Ils veulent devenir Roi d'Ithaque et pénétrer la couche de Pénélope...

Pénélope, enveloppée dans ses voiles, est devant sa tapisserie
- "Tuer les prétendants?" Demande Médon, le vieux conseiller d'Ulysse.
- Ah...Non, pas encore."
Tuer une centaine d'hommes, une Reine ne le peut, à cause des lois de l'hospitalité. Car toute la Grèce envahirait Ithaque pour la tuer, elle! Ce serait ouvrir la "Boîte de Pandore"...

Le Roi Ménélas débarquerait aussi pour revendiquer l'Ile...
Caché dans l'ombre, un des prétendants a envoyé des pillards, pour tester Pénélope, et l'obliger à le choisir, car il a une proposition...
Il n'y a plus d'hommes pour former une armée ( à cause d'Ulysse qui a réclamé pendant 10 ans, des hommes et des armes, des vivres et des porcs)
Et son fils Télémaque, "un jeune coq", n'a jamais combattu.
-"Tais toi , Télémaque!" Jette un conseiller.

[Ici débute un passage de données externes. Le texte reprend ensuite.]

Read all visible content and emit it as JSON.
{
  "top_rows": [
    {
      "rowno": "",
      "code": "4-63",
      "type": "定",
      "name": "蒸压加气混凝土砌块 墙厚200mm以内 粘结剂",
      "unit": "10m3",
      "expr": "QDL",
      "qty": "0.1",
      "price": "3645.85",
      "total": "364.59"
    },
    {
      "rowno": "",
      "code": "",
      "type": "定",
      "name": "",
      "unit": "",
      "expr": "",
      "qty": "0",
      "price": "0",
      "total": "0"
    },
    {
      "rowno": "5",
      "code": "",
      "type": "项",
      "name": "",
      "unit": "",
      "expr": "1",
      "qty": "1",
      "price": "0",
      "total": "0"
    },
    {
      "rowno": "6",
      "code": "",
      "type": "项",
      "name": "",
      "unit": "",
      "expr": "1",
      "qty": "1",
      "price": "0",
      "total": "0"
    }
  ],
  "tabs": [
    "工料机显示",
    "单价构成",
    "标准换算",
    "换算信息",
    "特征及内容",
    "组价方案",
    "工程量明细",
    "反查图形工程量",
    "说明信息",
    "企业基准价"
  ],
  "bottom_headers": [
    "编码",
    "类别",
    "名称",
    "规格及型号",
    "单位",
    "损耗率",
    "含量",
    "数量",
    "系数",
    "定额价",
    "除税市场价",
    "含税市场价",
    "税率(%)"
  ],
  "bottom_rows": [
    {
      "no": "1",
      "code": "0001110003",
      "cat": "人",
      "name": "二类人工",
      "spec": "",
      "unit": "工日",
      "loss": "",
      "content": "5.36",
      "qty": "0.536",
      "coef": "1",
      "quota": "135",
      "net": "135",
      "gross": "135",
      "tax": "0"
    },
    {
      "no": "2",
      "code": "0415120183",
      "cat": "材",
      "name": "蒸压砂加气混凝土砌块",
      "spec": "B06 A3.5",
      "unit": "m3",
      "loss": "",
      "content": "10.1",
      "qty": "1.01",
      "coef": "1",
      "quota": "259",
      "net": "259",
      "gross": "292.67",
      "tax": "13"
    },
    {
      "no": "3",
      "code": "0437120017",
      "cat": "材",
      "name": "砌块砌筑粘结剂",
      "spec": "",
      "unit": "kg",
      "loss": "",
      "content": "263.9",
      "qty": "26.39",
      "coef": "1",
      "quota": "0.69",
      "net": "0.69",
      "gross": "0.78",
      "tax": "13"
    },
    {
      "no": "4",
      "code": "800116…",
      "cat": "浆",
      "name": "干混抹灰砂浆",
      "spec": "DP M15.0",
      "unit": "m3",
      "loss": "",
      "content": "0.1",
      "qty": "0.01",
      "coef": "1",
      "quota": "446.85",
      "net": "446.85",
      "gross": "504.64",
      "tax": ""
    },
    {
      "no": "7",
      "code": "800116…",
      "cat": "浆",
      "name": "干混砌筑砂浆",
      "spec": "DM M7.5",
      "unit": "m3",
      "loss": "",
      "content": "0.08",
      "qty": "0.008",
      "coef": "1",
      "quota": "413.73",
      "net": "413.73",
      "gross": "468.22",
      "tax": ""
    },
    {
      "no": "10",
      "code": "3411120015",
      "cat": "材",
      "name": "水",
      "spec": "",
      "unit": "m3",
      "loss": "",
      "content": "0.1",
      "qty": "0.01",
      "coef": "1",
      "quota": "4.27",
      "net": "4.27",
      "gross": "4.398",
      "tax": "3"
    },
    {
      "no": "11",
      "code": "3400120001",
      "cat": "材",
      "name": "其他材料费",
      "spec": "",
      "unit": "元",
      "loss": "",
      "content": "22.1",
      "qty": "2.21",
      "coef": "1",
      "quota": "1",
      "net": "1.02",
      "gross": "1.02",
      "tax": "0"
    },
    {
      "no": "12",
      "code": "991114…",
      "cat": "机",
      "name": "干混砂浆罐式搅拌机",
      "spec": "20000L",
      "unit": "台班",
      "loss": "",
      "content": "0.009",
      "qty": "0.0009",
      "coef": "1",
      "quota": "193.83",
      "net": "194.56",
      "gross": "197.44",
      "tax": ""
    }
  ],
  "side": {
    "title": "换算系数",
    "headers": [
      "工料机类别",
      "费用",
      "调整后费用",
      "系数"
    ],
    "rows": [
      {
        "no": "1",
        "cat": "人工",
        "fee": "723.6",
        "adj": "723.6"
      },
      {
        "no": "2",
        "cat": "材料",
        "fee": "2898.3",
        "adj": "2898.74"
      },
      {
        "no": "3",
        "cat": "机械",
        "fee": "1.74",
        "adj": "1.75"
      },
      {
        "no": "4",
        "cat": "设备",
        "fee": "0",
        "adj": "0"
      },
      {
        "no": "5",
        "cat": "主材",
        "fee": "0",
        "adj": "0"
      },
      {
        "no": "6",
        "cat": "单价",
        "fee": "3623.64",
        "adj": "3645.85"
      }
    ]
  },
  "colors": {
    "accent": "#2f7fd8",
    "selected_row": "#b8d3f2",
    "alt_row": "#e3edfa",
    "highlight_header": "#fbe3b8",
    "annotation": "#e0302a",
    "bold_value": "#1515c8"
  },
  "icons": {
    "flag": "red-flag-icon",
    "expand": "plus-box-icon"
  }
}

Alors, Pénélope a demandé de l'aide à Priène, une guerrière du Nord. Priène va former des femmes à combattre la cinquantaine de pillards qui envahissent l'Ile, à chaque pleine lune.

Le vieil Homère ne parlait que des hommes, des guerriers qui tuent et violent, sous prétexte de délivrer Hélène de Troie. A Ithaque, Pénélope a besoin de l'aide de ses servantes ( Eos, Autonoé, Léanira...)
Et aussi d'Héra, la femme de Zeus, puis il y a Athéna la guerrière et Artémis, la chasseresse. Quand les Déesses de l'Olympe rôdaient sur la Terre..

Devant tous les prétendants, Eupithès, saoul et fourbe accuse Pénélope de défaire sa tapisserie ,tous les soirs! "Menteuse, traîtresse..."
"- OU EST CETTE SOI-DISANT REINE D'ITHAQUE ?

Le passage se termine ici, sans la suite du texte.